Envy: the desire for others’ traits, status, abilities, or situation. It is one of the seven deadly sins. No one would admit to using envy as a top criterion to judge or determine public policy.

Unfortunately, envy is playing a big role in the state’s tax debate through complaints that our tax system is “regressive.” Every time the Texas Tax Reform Commission has met, the envy industry has been out in force, denouncing the sales tax and calling for an income tax to make others “pay their fair share” of a growing and even more bloated government.

A regressive tax is one that confiscates a greater percentage of low incomes than high incomes. A progressive tax does just the opposite, taxing a higher percentage from high incomes.

Regressivity sounds terrible. It is terrible. The problem is that taxation-and big government-is regressive by its nature, even when a tax is intended to be progressive.

Take the federal luxury tax, for example. Passed in the late 1980s during the President George H.W. Bush administration, it was supposed to tax the rich by taxing new fur coats, planes, yachts, and jewelry. The effect was the decimation of these industries. In turn, many middle and low-income luxury industry employees were thrown out of work.

By the time President Clinton took office it had become clear-even to the envy industry-that the luxury tax cost more in unemployment insurance than it gained in revenue. The people who bore the brunt of the tax were not the rich. They could buy used, shop elsewhere, or do without. Meanwhile, the low and middle-income workers in the luxury industries paid the tax in lost income.

So a tax with the appearance of being progressive was actually regressive. Even the “progressive” income tax is likely to have regressive effects. That is because high-income individuals do save and invest a lot of their money. That translates into jobs for those with more modest incomes.

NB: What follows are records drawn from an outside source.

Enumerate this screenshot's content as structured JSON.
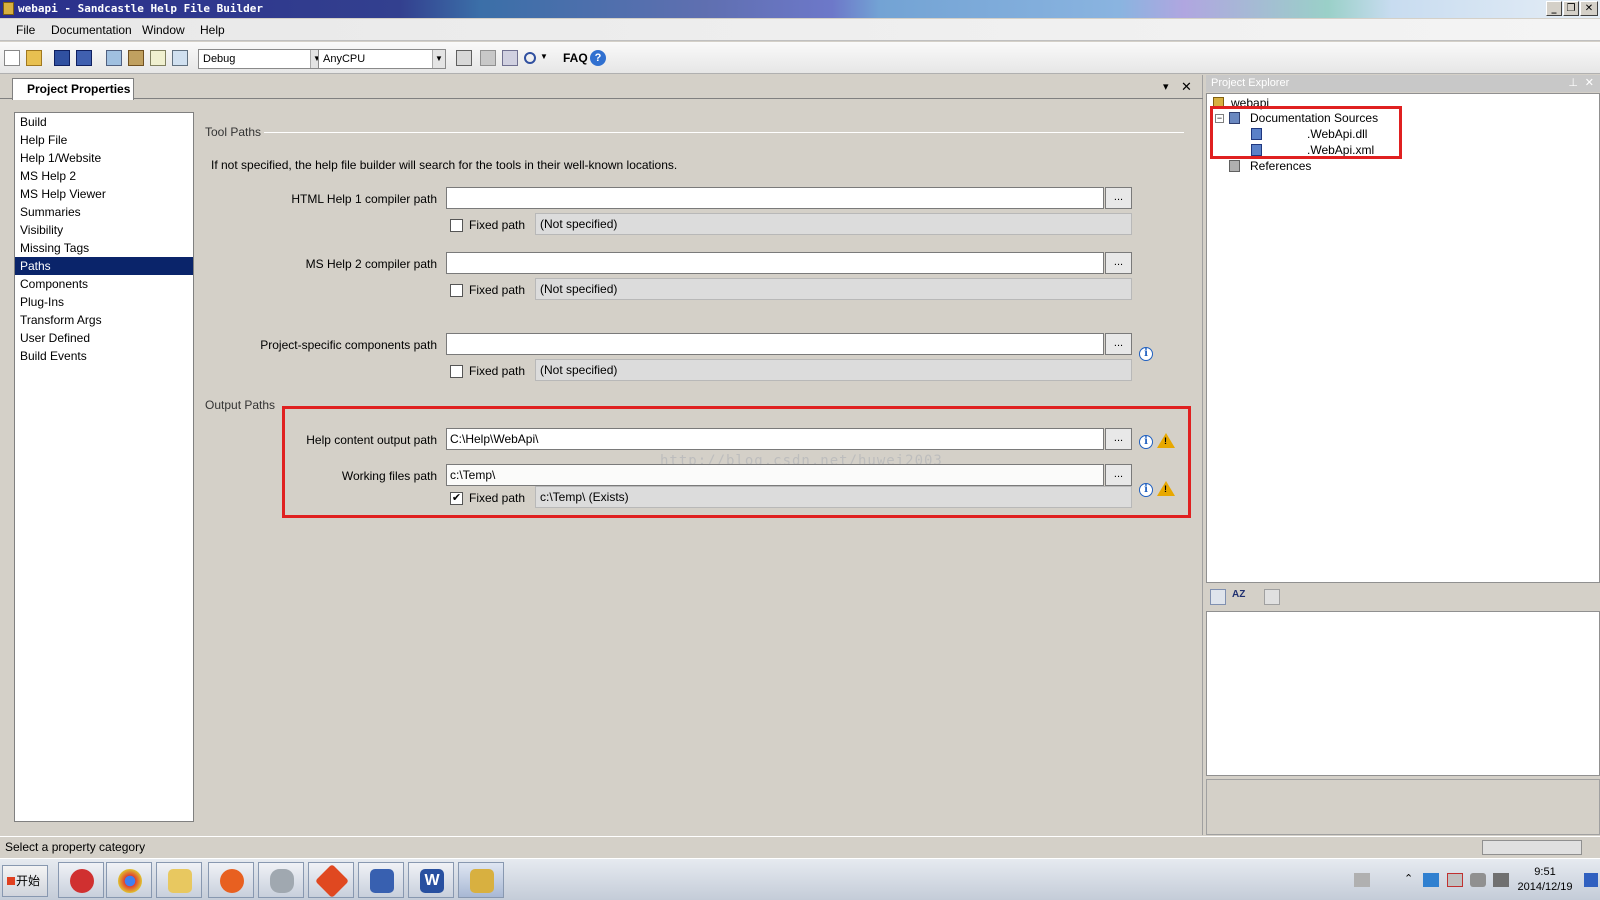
{
  "window": {
    "title": "webapi - Sandcastle Help File Builder"
  },
  "menu": [
    "File",
    "Documentation",
    "Window",
    "Help"
  ],
  "toolbar": {
    "config": "Debug",
    "platform": "AnyCPU",
    "faq": "FAQ",
    "icons": [
      "new-project-icon",
      "open-project-icon",
      "save-icon",
      "save-all-icon",
      "build-icon",
      "clean-icon",
      "view-log-icon",
      "view-help-icon",
      "build-window-icon",
      "cancel-build-icon",
      "properties-icon",
      "search-icon",
      "help-icon"
    ]
  },
  "doc_tab": {
    "label": "Project Properties",
    "close": "✕",
    "dropdown": "▾"
  },
  "categories": [
    "Build",
    "Help File",
    "Help 1/Website",
    "MS Help 2",
    "MS Help Viewer",
    "Summaries",
    "Visibility",
    "Missing Tags",
    "Paths",
    "Components",
    "Plug-Ins",
    "Transform Args",
    "User Defined",
    "Build Events"
  ],
  "selected_category": "Paths",
  "tool_paths": {
    "group_label": "Tool Paths",
    "note": "If not specified, the help file builder will search for the tools in their well-known locations.",
    "fields": [
      {
        "label": "HTML Help 1 compiler path",
        "value": "",
        "fixed_label": "Fixed path",
        "fixed_checked": false,
        "resolved": "(Not specified)"
      },
      {
        "label": "MS Help 2 compiler path",
        "value": "",
        "fixed_label": "Fixed path",
        "fixed_checked": false,
        "resolved": "(Not specified)"
      },
      {
        "label": "Project-specific components path",
        "value": "",
        "fixed_label": "Fixed path",
        "fixed_checked": false,
        "resolved": "(Not specified)"
      }
    ]
  },
  "output_paths": {
    "group_label": "Output Paths",
    "help_content": {
      "label": "Help content output path",
      "value": "C:\\Help\\WebApi\\"
    },
    "working": {
      "label": "Working files path",
      "value": "c:\\Temp\\",
      "fixed_label": "Fixed path",
      "fixed_checked": true,
      "resolved": "c:\\Temp\\ (Exists)"
    }
  },
  "browse_label": "...",
  "info_glyph": "i",
  "warn_glyph": "!",
  "check_glyph": "✔",
  "watermark": "http://blog.csdn.net/huwei2003",
  "explorer": {
    "title": "Project Explorer",
    "root": "webapi",
    "doc_sources": "Documentation Sources",
    "files": [
      ".WebApi.dll",
      ".WebApi.xml"
    ],
    "references": "References",
    "pin": "⊥",
    "close": "✕"
  },
  "status": {
    "text": "Select a property category"
  },
  "taskbar": {
    "start": "开始",
    "apps": [
      "snipping-tool",
      "chrome",
      "file-explorer",
      "media-player",
      "database-tool",
      "git",
      "remote-desktop",
      "word",
      "sandcastle"
    ],
    "clock_time": "9:51",
    "clock_date": "2014/12/19"
  },
  "colors": {
    "selection": "#0a246a",
    "highlight_box": "#e02020",
    "info": "#2060c0",
    "warning": "#e8a800"
  }
}
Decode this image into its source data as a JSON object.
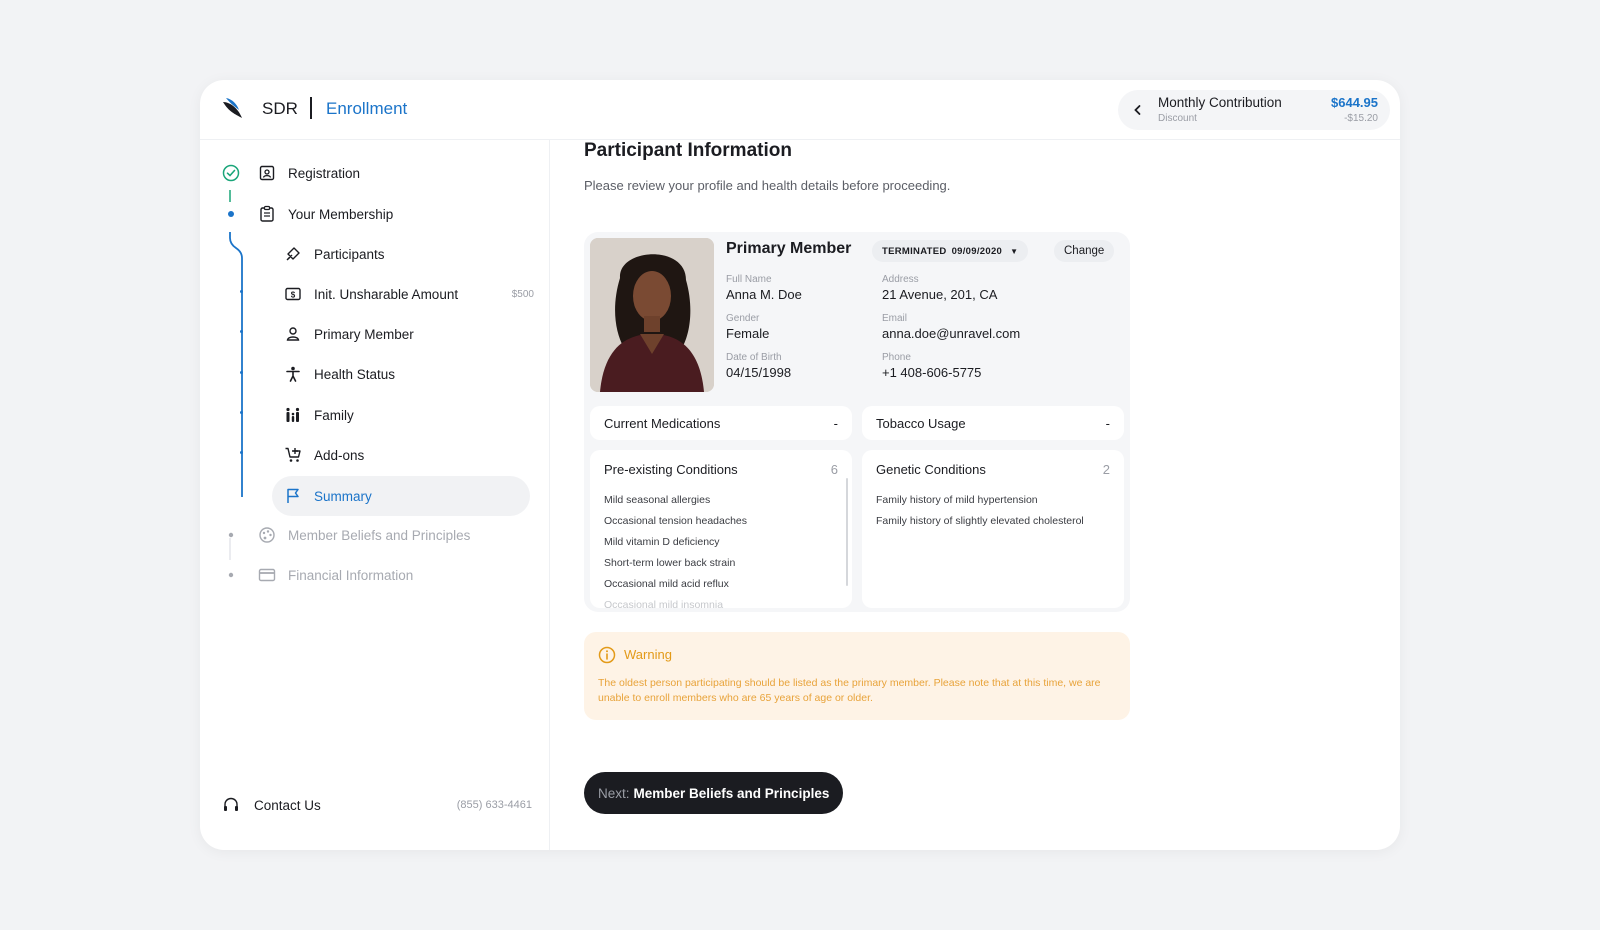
{
  "header": {
    "brand": "SDR",
    "section": "Enrollment",
    "contribution": {
      "title": "Monthly Contribution",
      "subtitle": "Discount",
      "amount": "$644.95",
      "discount": "-$15.20"
    }
  },
  "sidebar": {
    "steps": [
      {
        "label": "Registration",
        "state": "done"
      },
      {
        "label": "Your Membership",
        "state": "current"
      }
    ],
    "substeps": [
      {
        "label": "Participants"
      },
      {
        "label": "Init. Unsharable Amount",
        "badge": "$500"
      },
      {
        "label": "Primary Member"
      },
      {
        "label": "Health Status"
      },
      {
        "label": "Family"
      },
      {
        "label": "Add-ons"
      },
      {
        "label": "Summary",
        "active": true
      }
    ],
    "future_steps": [
      {
        "label": "Member Beliefs and Principles"
      },
      {
        "label": "Financial Information"
      }
    ],
    "contact": {
      "label": "Contact Us",
      "phone": "(855) 633-4461"
    }
  },
  "main": {
    "title": "Participant Information",
    "subtitle": "Please review your profile and health details before proceeding.",
    "member": {
      "heading": "Primary Member",
      "status": "TERMINATED",
      "status_date": "09/09/2020",
      "change_label": "Change",
      "fields": {
        "full_name_label": "Full Name",
        "full_name": "Anna M. Doe",
        "gender_label": "Gender",
        "gender": "Female",
        "dob_label": "Date of Birth",
        "dob": "04/15/1998",
        "address_label": "Address",
        "address": "21 Avenue, 201, CA",
        "email_label": "Email",
        "email": "anna.doe@unravel.com",
        "phone_label": "Phone",
        "phone": "+1 408-606-5775"
      }
    },
    "medications": {
      "label": "Current Medications",
      "value": "-"
    },
    "tobacco": {
      "label": "Tobacco Usage",
      "value": "-"
    },
    "preexisting": {
      "label": "Pre-existing Conditions",
      "count": "6",
      "items": [
        "Mild seasonal allergies",
        "Occasional tension headaches",
        "Mild vitamin D deficiency",
        "Short-term lower back strain",
        "Occasional mild acid reflux",
        "Occasional mild insomnia"
      ]
    },
    "genetic": {
      "label": "Genetic Conditions",
      "count": "2",
      "items": [
        "Family history of mild hypertension",
        "Family history of slightly elevated cholesterol"
      ]
    },
    "warning": {
      "title": "Warning",
      "message": "The oldest person participating should be listed as the primary member. Please note that at this time, we are unable to enroll members who are 65 years of age or older."
    },
    "next": {
      "prefix": "Next:",
      "label": "Member Beliefs and Principles"
    }
  },
  "colors": {
    "accent": "#1b74c9",
    "success": "#1aa579",
    "warning_text": "#e39a18",
    "warning_bg": "#fef3e6",
    "dark_button": "#1b1c21"
  }
}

Punitive taxes on high incomes therefore cost jobs because less is saved and invested. The regressive nature of such taxes is impossible to forecast, especially when they have long existed, but easy to see after they have taken their disastrous effect on people’s lives.

A consumption tax, like our state’s sales tax, is alleged to be unduly regressive. It is regressive, but only because it is a tax. One reason it is regressive, though, is because low-income individuals actually do have jobs. Consumption taxes, because they do not directly penalize investment, encourage work and employment in comparison to other taxes, such as income and business taxes.

The Comptroller publishes a study of the state’s taxes every two years. Taking economic effects into account, the last four studies show that the state’s main business tax-the franchise tax-is more regressive than the sales tax.

And while some might think taxing business goes after the wealthy, they would be wrong. These documents from the state clearly demonstrate that low-income individuals actually bear a greater percentage of the franchise tax’s weight than they do the sales tax.

Now, for class warfare profiteers in the envy industry, appearances seem to matter more than economic effects. A supposedly progressive tax will destroy jobs and be insidiously regressive in its effects.

It’s time to forego the economic sin of envy and work toward a tax system that truly promotes opportunity and economic prosperity for all. Improvements to the current consumption tax will do just that.